Exploring the application of quantum technologies to fundamental sciences holds the key to fostering innovation for both sides. In high-energy particle collisions, quarks and gluons are produced and immediately form collimated particle sprays known as jets. Accurate jet clustering is crucial as it retains the information of the originating quark or gluon and forms the basis for studying properties of the Higgs boson, which underlies teh mechanism of mass generation for subatomic particles. For the first time, by mapping collision events into graphs--with particles as nodes and their angular separations as edges--we realize jet clustering using the Quantum Approximate Optimization Algorithm (QAOA), a hybrid quantum-classical algorithm for addressing classical combinatorial optimization problems with available quantum resources. Our results, derived from 30 qubits on quantum computer simulator and 6 qubits on quantum computer hardware, demonstrate that jet clustering performance with QAOA is comparable with or even better than classical algorithms for a small-sized problem. This study highlights the feasibility of quantum computing to revolutionize jet clustering, bringing the practical application of quantum computing in high-energy physics experiments one step closer.
Paper Structure (3 sections, 1 equation, 2 figures)
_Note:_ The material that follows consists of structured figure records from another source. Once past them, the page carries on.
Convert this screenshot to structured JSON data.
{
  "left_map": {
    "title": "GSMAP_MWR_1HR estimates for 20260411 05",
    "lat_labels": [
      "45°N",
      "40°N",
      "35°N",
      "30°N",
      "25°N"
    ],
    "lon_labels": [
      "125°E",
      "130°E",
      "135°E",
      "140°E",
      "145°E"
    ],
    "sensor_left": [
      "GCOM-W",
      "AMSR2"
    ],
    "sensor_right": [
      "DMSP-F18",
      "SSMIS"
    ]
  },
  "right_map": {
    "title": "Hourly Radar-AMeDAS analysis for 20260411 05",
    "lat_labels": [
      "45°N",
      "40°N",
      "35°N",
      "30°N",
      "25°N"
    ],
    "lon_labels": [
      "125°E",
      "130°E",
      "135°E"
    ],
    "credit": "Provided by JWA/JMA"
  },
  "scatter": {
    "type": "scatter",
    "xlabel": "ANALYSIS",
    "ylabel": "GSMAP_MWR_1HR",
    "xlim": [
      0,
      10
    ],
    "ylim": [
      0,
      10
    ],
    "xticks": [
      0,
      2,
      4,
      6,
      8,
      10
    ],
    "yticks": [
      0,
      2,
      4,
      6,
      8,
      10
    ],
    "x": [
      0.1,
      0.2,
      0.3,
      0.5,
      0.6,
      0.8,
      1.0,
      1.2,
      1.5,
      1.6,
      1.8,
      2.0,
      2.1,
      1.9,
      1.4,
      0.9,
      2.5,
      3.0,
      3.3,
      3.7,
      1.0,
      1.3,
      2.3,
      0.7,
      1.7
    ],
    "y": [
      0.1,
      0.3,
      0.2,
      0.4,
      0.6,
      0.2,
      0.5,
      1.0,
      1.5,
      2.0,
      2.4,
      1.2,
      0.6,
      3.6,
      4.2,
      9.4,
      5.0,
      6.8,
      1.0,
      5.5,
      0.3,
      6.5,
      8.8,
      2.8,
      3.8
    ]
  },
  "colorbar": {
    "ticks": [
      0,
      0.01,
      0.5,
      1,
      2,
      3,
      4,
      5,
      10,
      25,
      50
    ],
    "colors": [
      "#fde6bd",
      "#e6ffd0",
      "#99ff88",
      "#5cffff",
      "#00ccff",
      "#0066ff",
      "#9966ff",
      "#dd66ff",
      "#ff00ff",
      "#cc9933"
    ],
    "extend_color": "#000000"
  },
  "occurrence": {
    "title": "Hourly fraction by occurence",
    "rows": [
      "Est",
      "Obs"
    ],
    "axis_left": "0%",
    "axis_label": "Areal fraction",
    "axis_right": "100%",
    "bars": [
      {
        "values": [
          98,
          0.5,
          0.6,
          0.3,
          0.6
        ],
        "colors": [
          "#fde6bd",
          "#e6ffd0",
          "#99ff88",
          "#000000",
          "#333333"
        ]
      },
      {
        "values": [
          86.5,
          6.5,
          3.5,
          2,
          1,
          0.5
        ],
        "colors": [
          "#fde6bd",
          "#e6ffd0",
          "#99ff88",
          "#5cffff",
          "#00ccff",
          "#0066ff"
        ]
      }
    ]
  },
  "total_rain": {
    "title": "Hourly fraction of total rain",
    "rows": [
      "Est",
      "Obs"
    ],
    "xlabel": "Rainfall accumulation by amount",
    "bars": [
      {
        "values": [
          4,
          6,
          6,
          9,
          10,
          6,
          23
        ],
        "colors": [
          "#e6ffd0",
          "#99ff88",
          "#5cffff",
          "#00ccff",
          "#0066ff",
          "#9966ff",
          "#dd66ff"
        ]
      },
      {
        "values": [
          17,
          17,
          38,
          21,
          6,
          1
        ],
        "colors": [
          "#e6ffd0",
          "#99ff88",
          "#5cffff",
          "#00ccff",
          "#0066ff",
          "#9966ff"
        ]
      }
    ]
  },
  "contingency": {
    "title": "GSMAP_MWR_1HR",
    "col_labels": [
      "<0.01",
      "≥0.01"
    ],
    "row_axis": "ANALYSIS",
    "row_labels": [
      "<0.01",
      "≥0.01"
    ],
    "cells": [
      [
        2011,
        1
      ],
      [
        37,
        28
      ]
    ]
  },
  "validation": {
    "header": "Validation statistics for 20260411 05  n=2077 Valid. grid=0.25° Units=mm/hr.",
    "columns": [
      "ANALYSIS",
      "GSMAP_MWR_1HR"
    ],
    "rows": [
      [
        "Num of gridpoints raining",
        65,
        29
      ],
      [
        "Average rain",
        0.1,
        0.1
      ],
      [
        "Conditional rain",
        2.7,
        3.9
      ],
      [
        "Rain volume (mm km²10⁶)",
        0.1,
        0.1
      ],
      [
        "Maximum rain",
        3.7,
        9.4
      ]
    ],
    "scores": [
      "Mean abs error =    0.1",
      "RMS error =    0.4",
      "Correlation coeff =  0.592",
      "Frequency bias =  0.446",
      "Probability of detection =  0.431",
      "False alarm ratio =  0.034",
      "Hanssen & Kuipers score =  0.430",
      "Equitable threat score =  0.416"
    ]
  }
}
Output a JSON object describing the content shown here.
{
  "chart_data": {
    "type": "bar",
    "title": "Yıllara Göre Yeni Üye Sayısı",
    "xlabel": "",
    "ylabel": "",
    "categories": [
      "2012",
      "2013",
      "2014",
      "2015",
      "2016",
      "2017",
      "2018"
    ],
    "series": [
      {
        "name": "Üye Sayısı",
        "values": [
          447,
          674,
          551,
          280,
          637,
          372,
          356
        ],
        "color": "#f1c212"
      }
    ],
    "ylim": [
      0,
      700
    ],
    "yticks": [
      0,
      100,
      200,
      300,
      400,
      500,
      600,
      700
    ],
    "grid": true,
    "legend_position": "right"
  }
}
This paper contains 3 sections, 1 equation, 2 figures.

Figures (2)

  • Figure 1: A typical physics analysis procedure involving jets in high-energy physics is outlined: Panel (a) CEPCStudyGroup:2018ghi depicts the layout of the Circular Electron-Positron Collider. Electrons and positrons are accelerated in the booster and collide at the Interaction Point (IP) within the detector, illustrated in panel (b) CEPCStudyGroup:2018ghi. Quarks and gluons resulting from these collisions transform into collimated streams of particles known as jets. Panel (c) illustrates an $e^+e^-\to ZH(Z\to \nu\bar{\nu}, H\to s\bar{s})$ event, where the two quarks form two jets. Jets are clustered using an algorithm that groups final-state particles into sets corresponding to individual gluons or quarks. During jet clustering, each event is represented as a graph, as shown in panel (d). The Quantum Approximate Optimization Algorithm (QAOA) can be applied to perform jet clustering, as demonstrated in panel (e). The compiled quantum circuit is shown in panel (f). The information from reconstructed jets can be utilized to achieve related objectives, such as the $H\to s\bar{s}$ measurement shown in panel (g) PhysRevLett.132.221802.
  • Figure 2: Panels (a), (b), and (c) show the jet clustering performance for 4000 events with 30 particles. (a) The jet clustering performance with k set to 6 and QAOA depths of 1, 3, and 5. (b) The performance with QAOA depth set to 3 and k set to 2, 4, 6, 7, and 8. (c) Comparison of the QAOA (with depth = 5 and k = 7), the $e^+e^-k_t$ algorithm, and the k-Means algorithm. (d) Compiled quantum circuit for performing QAOA-based jet clustering on a 6-particle event, based on the Baihua quantum hardware. The circuit has 34 CNOT gates, 27 single-qubit gates, and a depth of 27. (e) Jet clustering performance for 1217 6-particle events with the QAOA (with depth = 1 and k = 2) run on a quantum computer and a quantum simulator, and with the classical algorithms.